In Zuver, an employee with fibromyalgia sued her former employer alleging disability discrimination. Since the employee had signed an agreement to arbitrate all claims, the employer attempted to prevent the employee from bringing an action in court. The agreement included the following provision: "all arbitration proceedings, including settlements and awards, under the agreement will be confidential." Washington’s Supreme Court refused to enforce this provision because it "hampers an employee’s ability to prove a pattern of discrimination or to take advantage of findings in past arbitrations." In the court system, employees are often entitled to conduct discovery concerning past employment lawsuits at the company that may relate to their case.

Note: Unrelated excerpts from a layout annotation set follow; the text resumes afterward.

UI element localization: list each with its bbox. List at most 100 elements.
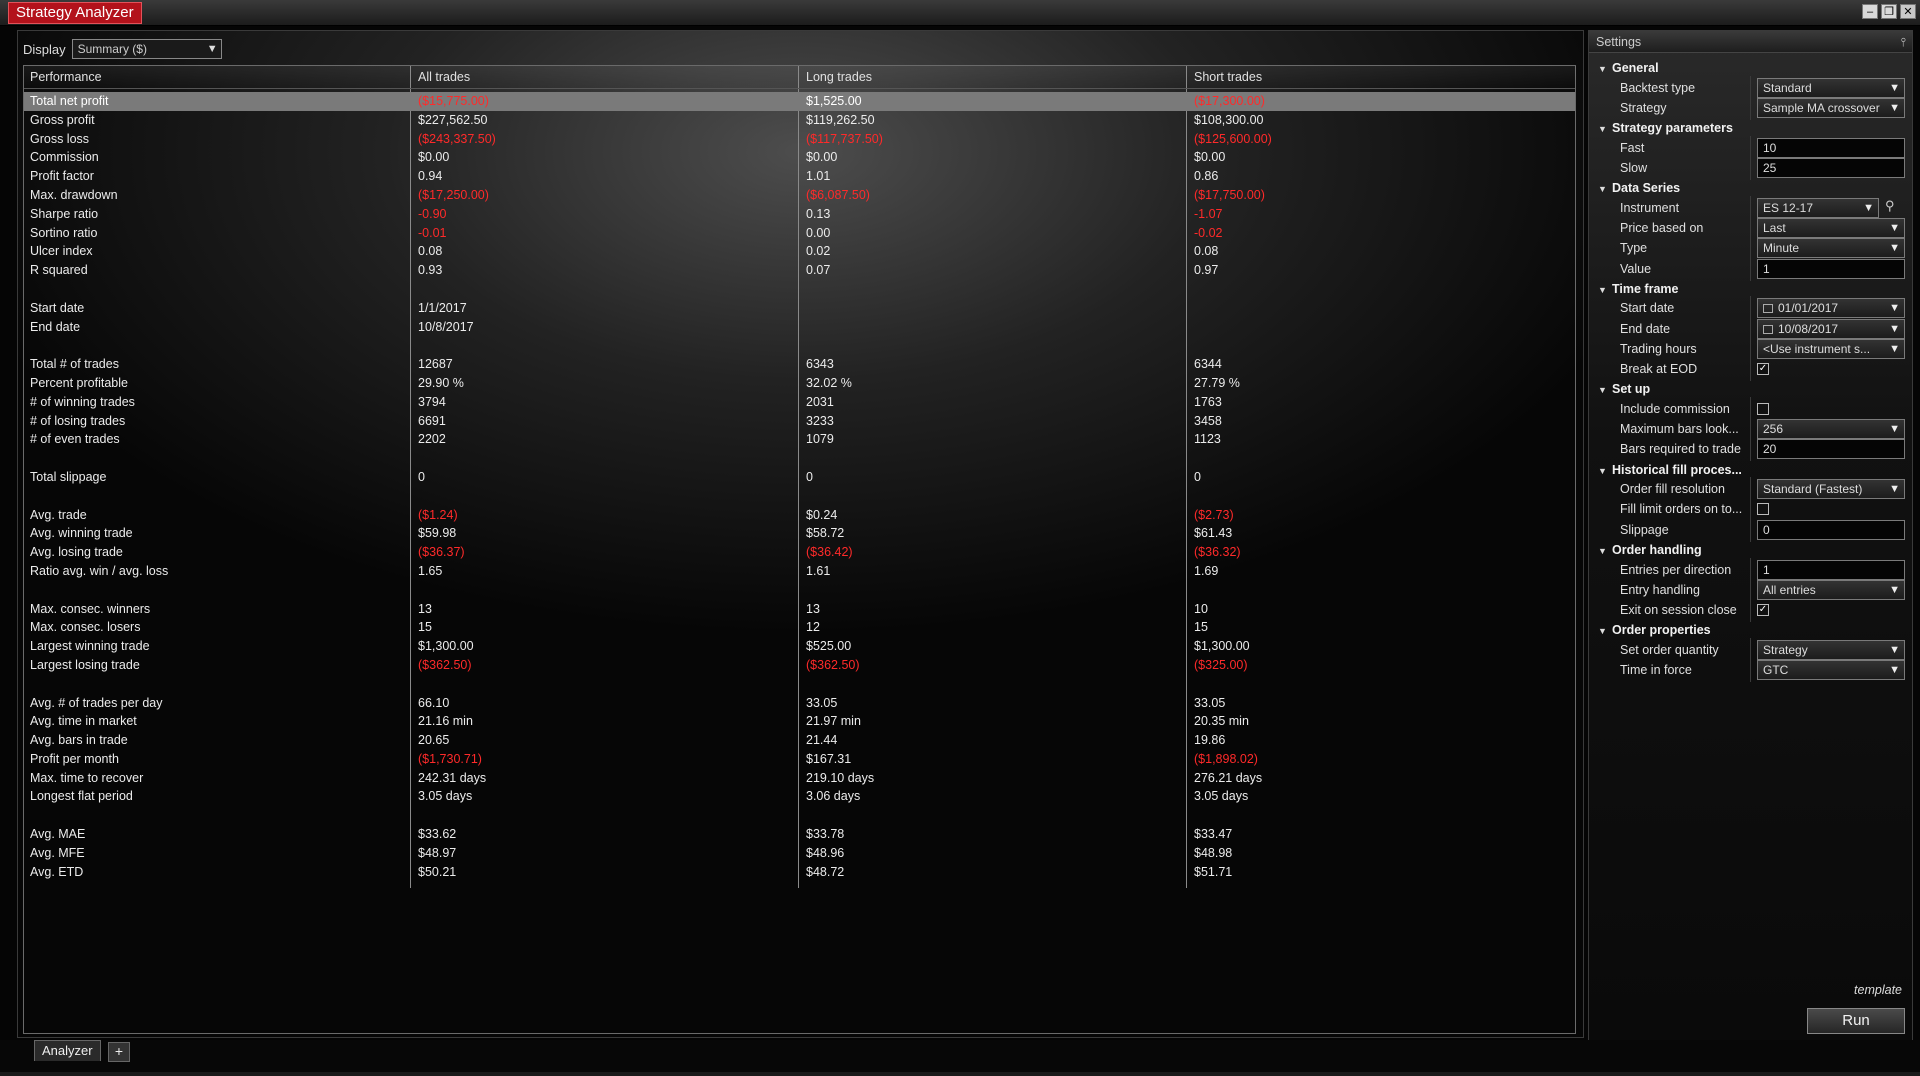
table-row[interactable]: Avg. MAE $33.62 $33.78 $33.47 [24, 825, 1575, 844]
table-row[interactable]: Avg. time in market 21.16 min 21.97 min 20.… [24, 712, 1575, 731]
maximum-bars-look-select[interactable]: 256 ▼ [1757, 419, 1905, 440]
table-row[interactable]: # of winning trades 3794 2031 1763 [24, 393, 1575, 412]
table-row[interactable]: Avg. bars in trade 20.65 21.44 19.86 [24, 731, 1575, 750]
price-based-on-select[interactable]: Last ▼ [1757, 218, 1905, 239]
table-row[interactable] [24, 487, 1575, 506]
run-button[interactable]: Run [1807, 1008, 1905, 1034]
template-label[interactable]: template [1854, 983, 1902, 997]
entry-handling-select[interactable]: All entries ▼ [1757, 579, 1905, 600]
table-row[interactable]: Sortino ratio -0.01 0.00 -0.02 [24, 224, 1575, 243]
table-row[interactable]: Max. drawdown ($17,250.00) ($6,087.50) ($17… [24, 186, 1575, 205]
add-tab-button[interactable]: + [108, 1042, 130, 1062]
cell-short-trades: 1763 [1194, 394, 1222, 409]
set-order-quantity-select[interactable]: Strategy ▼ [1757, 639, 1905, 660]
cell-long-trades: 13 [806, 601, 820, 616]
table-row[interactable]: Longest flat period 3.05 days 3.06 days 3.0… [24, 787, 1575, 806]
row-label: Commission [30, 150, 99, 165]
order-fill-resolution-select[interactable]: Standard (Fastest) ▼ [1757, 479, 1905, 500]
table-row[interactable] [24, 336, 1575, 355]
select-value: 256 [1763, 422, 1784, 437]
table-row[interactable]: Total slippage 0 0 0 [24, 468, 1575, 487]
fast-input[interactable]: 10 [1757, 137, 1905, 158]
property-control: Standard (Fastest) ▼ [1757, 479, 1905, 500]
cell-all-trades: 12687 [418, 357, 453, 372]
type-select[interactable]: Minute ▼ [1757, 238, 1905, 259]
table-row[interactable]: Avg. ETD $50.21 $48.72 $51.71 [24, 863, 1575, 882]
title-bar: Strategy Analyzer – ❐ ✕ [0, 0, 1920, 26]
search-icon[interactable]: ⚲ [1885, 198, 1895, 214]
cell-all-trades: $59.98 [418, 526, 457, 541]
row-label: Max. consec. losers [30, 620, 141, 635]
backtest-type-select[interactable]: Standard ▼ [1757, 77, 1905, 98]
end-date-select[interactable]: 10/08/2017 ▼ [1757, 318, 1905, 339]
cell-all-trades: $33.62 [418, 827, 457, 842]
bars-required-to-trade-input[interactable]: 20 [1757, 439, 1905, 460]
strategy-select[interactable]: Sample MA crossover ▼ [1757, 97, 1905, 118]
table-row[interactable]: R squared 0.93 0.07 0.97 [24, 261, 1575, 280]
category-label: Strategy parameters [1612, 121, 1733, 136]
table-row[interactable]: # of losing trades 6691 3233 3458 [24, 412, 1575, 431]
instrument-select[interactable]: ES 12-17 ▼ [1757, 197, 1879, 218]
time-in-force-select[interactable]: GTC ▼ [1757, 660, 1905, 680]
tab-analyzer[interactable]: Analyzer [34, 1040, 101, 1061]
table-row[interactable] [24, 806, 1575, 825]
column-header-short-trades[interactable]: Short trades [1188, 66, 1576, 88]
include-commission-checkbox[interactable] [1757, 402, 1769, 415]
slow-input[interactable]: 25 [1757, 158, 1905, 178]
select-value: Sample MA crossover [1763, 100, 1880, 115]
column-header-long-trades[interactable]: Long trades [800, 66, 1188, 88]
minimize-icon[interactable]: – [1862, 4, 1878, 19]
table-row[interactable]: Max. time to recover 242.31 days 219.10 da… [24, 769, 1575, 788]
property-control: <Use instrument s... ▼ [1757, 338, 1905, 359]
table-row[interactable]: Avg. trade ($1.24) $0.24 ($2.73) [24, 506, 1575, 525]
column-header-all-trades[interactable]: All trades [412, 66, 800, 88]
table-row[interactable] [24, 675, 1575, 694]
trading-hours-select[interactable]: <Use instrument s... ▼ [1757, 338, 1905, 359]
fill-limit-orders-on-to-checkbox[interactable] [1757, 503, 1769, 516]
table-row[interactable] [24, 581, 1575, 600]
cell-short-trades: ($125,600.00) [1194, 131, 1272, 146]
table-row[interactable]: Ulcer index 0.08 0.02 0.08 [24, 242, 1575, 261]
table-row[interactable]: End date 10/8/2017 [24, 318, 1575, 337]
table-row[interactable]: Avg. winning trade $59.98 $58.72 $61.43 [24, 524, 1575, 543]
close-icon[interactable]: ✕ [1900, 4, 1916, 19]
table-row[interactable]: # of even trades 2202 1079 1123 [24, 430, 1575, 449]
exit-on-session-close-checkbox[interactable]: ✓ [1757, 603, 1769, 616]
table-row[interactable]: Largest winning trade $1,300.00 $525.00 $1,… [24, 637, 1575, 656]
entries-per-direction-input[interactable]: 1 [1757, 559, 1905, 580]
chevron-down-icon: ▼ [1889, 423, 1900, 436]
table-row[interactable]: Max. consec. losers 15 12 15 [24, 618, 1575, 637]
start-date-select[interactable]: 01/01/2017 ▼ [1757, 298, 1905, 319]
select-value: Standard [1763, 80, 1812, 95]
table-row[interactable]: Gross loss ($243,337.50) ($117,737.50) ($12… [24, 130, 1575, 149]
table-row[interactable]: Percent profitable 29.90 % 32.02 % 27.79 % [24, 374, 1575, 393]
cell-long-trades: ($362.50) [806, 657, 860, 672]
break-at-eod-checkbox[interactable]: ✓ [1757, 363, 1769, 375]
table-row[interactable]: Avg. # of trades per day 66.10 33.05 33.05 [24, 694, 1575, 713]
table-row[interactable] [24, 280, 1575, 299]
table-row[interactable]: Profit factor 0.94 1.01 0.86 [24, 167, 1575, 186]
table-row[interactable]: Avg. MFE $48.97 $48.96 $48.98 [24, 844, 1575, 863]
table-row[interactable]: Max. consec. winners 13 13 10 [24, 600, 1575, 619]
table-row[interactable]: Start date 1/1/2017 [24, 299, 1575, 318]
restore-icon[interactable]: ❐ [1881, 4, 1897, 19]
table-row[interactable]: Profit per month ($1,730.71) $167.31 ($1,89… [24, 750, 1575, 769]
row-label: Start date [30, 300, 85, 315]
table-row[interactable]: Ratio avg. win / avg. loss 1.65 1.61 1.69 [24, 562, 1575, 581]
value-input[interactable]: 1 [1757, 258, 1905, 279]
table-row[interactable]: Avg. losing trade ($36.37) ($36.42) ($36.32… [24, 543, 1575, 562]
cell-all-trades: 15 [418, 620, 432, 635]
table-row[interactable]: Largest losing trade ($362.50) ($362.50) ($… [24, 656, 1575, 675]
slippage-input[interactable]: 0 [1757, 519, 1905, 540]
chevron-down-icon: ▼ [1889, 643, 1900, 656]
column-header-performance[interactable]: Performance [24, 66, 412, 88]
table-row[interactable]: Total # of trades 12687 6343 6344 [24, 355, 1575, 374]
table-row[interactable] [24, 449, 1575, 468]
display-select[interactable]: Summary ($) ▼ [71, 39, 222, 59]
table-row[interactable]: Gross profit $227,562.50 $119,262.50 $108,3… [24, 111, 1575, 130]
table-row[interactable]: Total net profit ($15,775.00) $1,525.00 ($1… [24, 92, 1575, 111]
table-row[interactable]: Commission $0.00 $0.00 $0.00 [24, 148, 1575, 167]
pin-icon[interactable]: ⫯ [1901, 31, 1906, 53]
table-row[interactable]: Sharpe ratio -0.90 0.13 -1.07 [24, 205, 1575, 224]
window-controls: – ❐ ✕ [1862, 4, 1916, 19]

In Alder a nursing home maintenance worker hurt his back and was later fired. When he brought a discrimination lawsuit, the nursing home sought to enforce the employee’s signed agreement to arbitrate. The agreement included a provision stating that the employee needed to seek arbitration no later than 180 days after the event that first gave rise to the dispute. Washington law normally affords employees three years to sue for discrimination. For this reason the Supreme Court of Washington held that this provision unfairly limited the employee’s rights and was therefore unenforceable.

In each case, the Court analyzed whether provisions of the arbitration agreements were substantively or procedurally "unconscionable." That is, whether the terms of the contract or the relative negotiating power was too one-sided. Notably, the provisions the court struck down took away rights employees have in the court system.

Employers that use arbitration agreements should review them for one-sided terms that may be struck down. Also, employers should make sure that arbitration agreements are clearly written, and are presented to the employee in such a manner that the employees cannot claim they coerced into signing. For example, courts disfavor giving employees little time to consider the agreement, telling employees that they will be terminated if they do not sign the agreement, or burying the agreement to arbitrate "in a maze of fine print." Optimally, the arbitration agreement should be attached to the employment offer letter with an explanation that signing it is a requirement. Similarly, the offer letter should also inform the potential employee of other requirements, such as non-competition agreements, confidentiality agreements, employee handbooks, etc. Of course, the offer letter should also include a statement of "at-will" employment.